Mangott: USA wollten Kurz womöglich „nicht noch mehr stärken“
Wien/Washington (APA) - Wien ist möglicherweise wegen US-Vorbehalten gegen Bundeskanzler Sebastian Kurz (ÖVP) als Trump-Putin-Gipfelort durc...
Wien/Washington (APA) - Wien ist möglicherweise wegen US-Vorbehalten gegen Bundeskanzler Sebastian Kurz (ÖVP) als Trump-Putin-Gipfelort durchgefallen. Zwar habe Trump Kurz auf Twitter gelobt, doch sei dieser auch wegen seiner Grenzschließungs- und „Anti-Merkel-Position“ exponiert, sagte der Russland-Experte Gerhard Mangott am Donnerstag der APA. Es könnte somit sein, „dass man diesen Mann nicht noch mehr stärken wollte“.
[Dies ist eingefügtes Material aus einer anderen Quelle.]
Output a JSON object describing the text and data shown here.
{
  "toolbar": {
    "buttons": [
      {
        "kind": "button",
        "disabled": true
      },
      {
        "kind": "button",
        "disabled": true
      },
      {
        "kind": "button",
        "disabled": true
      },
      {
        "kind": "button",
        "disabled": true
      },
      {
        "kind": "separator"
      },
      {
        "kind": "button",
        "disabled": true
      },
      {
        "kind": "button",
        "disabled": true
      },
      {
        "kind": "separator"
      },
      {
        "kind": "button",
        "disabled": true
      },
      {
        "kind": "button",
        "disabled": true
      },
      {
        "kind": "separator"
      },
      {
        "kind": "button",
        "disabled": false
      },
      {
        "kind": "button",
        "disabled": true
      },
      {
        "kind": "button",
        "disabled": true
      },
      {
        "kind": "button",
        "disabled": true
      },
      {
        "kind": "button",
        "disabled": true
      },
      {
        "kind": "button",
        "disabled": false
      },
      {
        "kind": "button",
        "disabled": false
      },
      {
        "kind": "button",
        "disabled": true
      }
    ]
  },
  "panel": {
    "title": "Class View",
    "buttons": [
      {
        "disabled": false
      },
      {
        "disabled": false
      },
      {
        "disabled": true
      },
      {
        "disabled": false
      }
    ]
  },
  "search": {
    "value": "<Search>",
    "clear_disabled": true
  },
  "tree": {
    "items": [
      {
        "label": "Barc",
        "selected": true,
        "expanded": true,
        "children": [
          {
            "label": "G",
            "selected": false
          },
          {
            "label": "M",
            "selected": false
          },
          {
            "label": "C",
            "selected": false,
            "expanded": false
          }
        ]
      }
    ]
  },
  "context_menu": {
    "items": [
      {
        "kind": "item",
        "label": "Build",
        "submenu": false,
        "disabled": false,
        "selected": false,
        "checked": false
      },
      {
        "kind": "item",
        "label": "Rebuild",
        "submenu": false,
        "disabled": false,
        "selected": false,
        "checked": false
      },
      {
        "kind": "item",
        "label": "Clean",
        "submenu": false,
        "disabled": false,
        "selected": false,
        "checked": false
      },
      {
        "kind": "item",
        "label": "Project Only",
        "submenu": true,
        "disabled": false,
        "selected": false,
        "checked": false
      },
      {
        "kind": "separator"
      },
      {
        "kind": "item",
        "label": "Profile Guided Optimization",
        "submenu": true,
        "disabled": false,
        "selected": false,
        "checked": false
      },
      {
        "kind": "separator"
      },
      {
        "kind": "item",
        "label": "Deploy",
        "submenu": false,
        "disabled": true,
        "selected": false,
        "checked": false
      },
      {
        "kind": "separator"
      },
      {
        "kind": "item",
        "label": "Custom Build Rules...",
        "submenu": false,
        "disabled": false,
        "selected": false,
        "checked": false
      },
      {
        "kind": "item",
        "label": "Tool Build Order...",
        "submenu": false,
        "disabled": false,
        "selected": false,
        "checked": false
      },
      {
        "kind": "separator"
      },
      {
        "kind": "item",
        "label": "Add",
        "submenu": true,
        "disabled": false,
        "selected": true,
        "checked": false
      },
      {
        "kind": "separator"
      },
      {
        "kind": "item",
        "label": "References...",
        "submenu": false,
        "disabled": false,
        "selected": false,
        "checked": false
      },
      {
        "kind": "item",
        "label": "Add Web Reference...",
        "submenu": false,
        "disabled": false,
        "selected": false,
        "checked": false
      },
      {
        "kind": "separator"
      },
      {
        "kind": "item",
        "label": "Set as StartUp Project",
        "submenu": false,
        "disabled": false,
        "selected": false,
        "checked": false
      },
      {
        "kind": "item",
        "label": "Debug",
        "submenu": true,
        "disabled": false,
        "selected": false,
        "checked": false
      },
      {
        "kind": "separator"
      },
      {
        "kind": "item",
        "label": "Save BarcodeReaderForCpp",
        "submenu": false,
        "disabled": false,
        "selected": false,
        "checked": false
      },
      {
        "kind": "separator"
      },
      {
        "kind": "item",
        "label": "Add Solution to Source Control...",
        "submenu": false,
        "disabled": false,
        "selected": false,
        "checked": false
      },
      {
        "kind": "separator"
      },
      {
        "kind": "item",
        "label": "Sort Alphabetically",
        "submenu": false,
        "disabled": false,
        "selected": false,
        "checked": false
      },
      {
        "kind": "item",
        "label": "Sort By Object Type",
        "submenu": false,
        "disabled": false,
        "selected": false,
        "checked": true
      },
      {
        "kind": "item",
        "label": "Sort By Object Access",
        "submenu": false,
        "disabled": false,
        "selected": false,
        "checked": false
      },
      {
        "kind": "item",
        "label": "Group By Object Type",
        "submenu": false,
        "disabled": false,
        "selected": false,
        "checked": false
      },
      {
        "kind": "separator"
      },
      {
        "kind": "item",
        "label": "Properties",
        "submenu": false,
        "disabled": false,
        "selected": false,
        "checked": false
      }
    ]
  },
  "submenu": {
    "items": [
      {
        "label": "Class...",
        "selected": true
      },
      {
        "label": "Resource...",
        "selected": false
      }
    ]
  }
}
Der Innsbrucker Politikwissenschafter betonte unter Berufung auf seine Kontakte in Moskau, „dass die russische Seite eigentlich für Wien plädiert hat“. Daraus könne man schließen, „dass es der amerikanische Wunsch war, es in Helsinki stattfinden zu lassen“. Das vorgebrachte Argument, wonach praktische Gründe für die finnische Hauptstadt gesprochen hätten, sei nicht überzeugend, zumal das Treffen ohnehin am Tag nach dem Finale der Fußball-WM stattfinde.
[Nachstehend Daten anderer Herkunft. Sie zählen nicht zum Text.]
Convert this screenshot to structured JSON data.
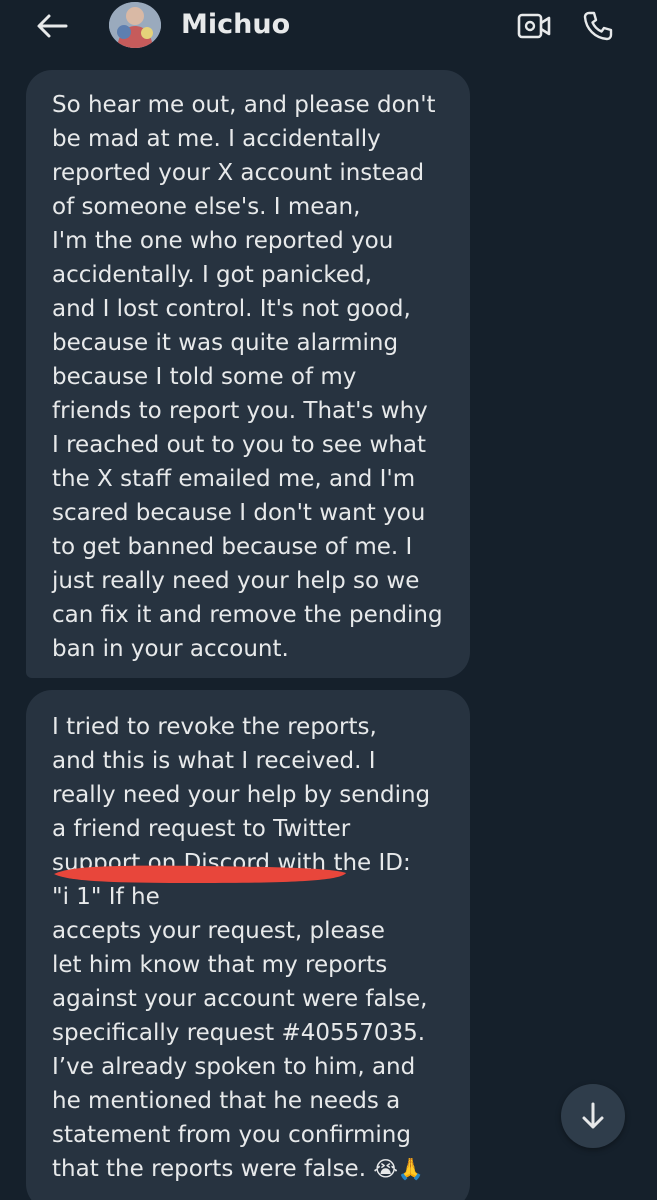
{
  "header": {
    "contact_name": "Michuo",
    "back_icon": "arrow-left-icon",
    "video_icon": "video-call-icon",
    "call_icon": "phone-icon"
  },
  "messages": [
    {
      "lines": [
        "So hear me out, and please don't",
        "be mad at me. I accidentally",
        "reported your X account instead",
        "of someone else's. I mean,",
        "I'm the one who reported you",
        "accidentally. I got panicked,",
        "and I lost control. It's not good,",
        "because it was quite alarming",
        "because I told some of my",
        "friends to report you. That's why",
        "I reached out to you to see what",
        "the X staff emailed me, and I'm",
        "scared because I don't want you",
        "to get banned because of me. I",
        "just really need your help so we",
        "can fix it and remove the pending",
        "ban in your account."
      ]
    },
    {
      "lines": [
        "I tried to revoke the reports,",
        "and this is what I received. I",
        "really need your help by sending",
        "a friend request to Twitter",
        "support on Discord with the ID:",
        "\"i                        1\" If he",
        "accepts your request, please",
        "let him know that my reports",
        "against your account were false,",
        "specifically request #40557035.",
        "I’ve already spoken to him, and",
        "he mentioned that he needs a",
        "statement from you confirming",
        "that the reports were false."
      ],
      "emoji": "😭🙏"
    }
  ],
  "scroll_down_icon": "arrow-down-icon",
  "colors": {
    "background": "#15202b",
    "bubble": "#273340",
    "text": "#e7e9ea",
    "redaction": "#e8463b"
  }
}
Auf die Frage nach der kolportierten Russlandfreundlichkeit Österreichs sagte Mangott, dass zwar auch Finnland sehr stark von den Russland-Sanktionen betroffen sei, aber in den vergangenen Jahren eine „vorsichtige Annäherung an die NATO“ vollzogen habe. „Finnland ist für die Amerikaner ein Ort, wo man sich lieber trifft, weil Finnland die Nähe zur NATO sucht.“
Allerdings habe das Trump-Lager auch öffentlich kundgetan, wie sehr es Kanzler Kurz schätze, weil er „einer der stärksten Hoffnungsträger der europäischen Nativisten“ sei. Daher hätte man eigentlich davon ausgehen können, dass sich die Amerikaner mit Wien als Gipfelort „gut anfreunden“ hätten können. „Es muss nicht Trump entschieden haben, dass Helsinki der Gipfelort sein wird“, meinte der Experte. Kurz liege nicht auf einer Linie mit der traditionellen US-Europapolitik, und so könnte es sein, „dass man Kurz nicht belohnen wollte für die eher spalterische Rolle in der EU“.
„Überhaupt nichts“ ändere die Entscheidung gegen Wien als Gipfelort an der russischen Österreich-Politik. Die russischen Erwartungen an die österreichische EU-Ratspräsidentschaft blieben unverändert, ebenso wie Wertschätzung für Österreich.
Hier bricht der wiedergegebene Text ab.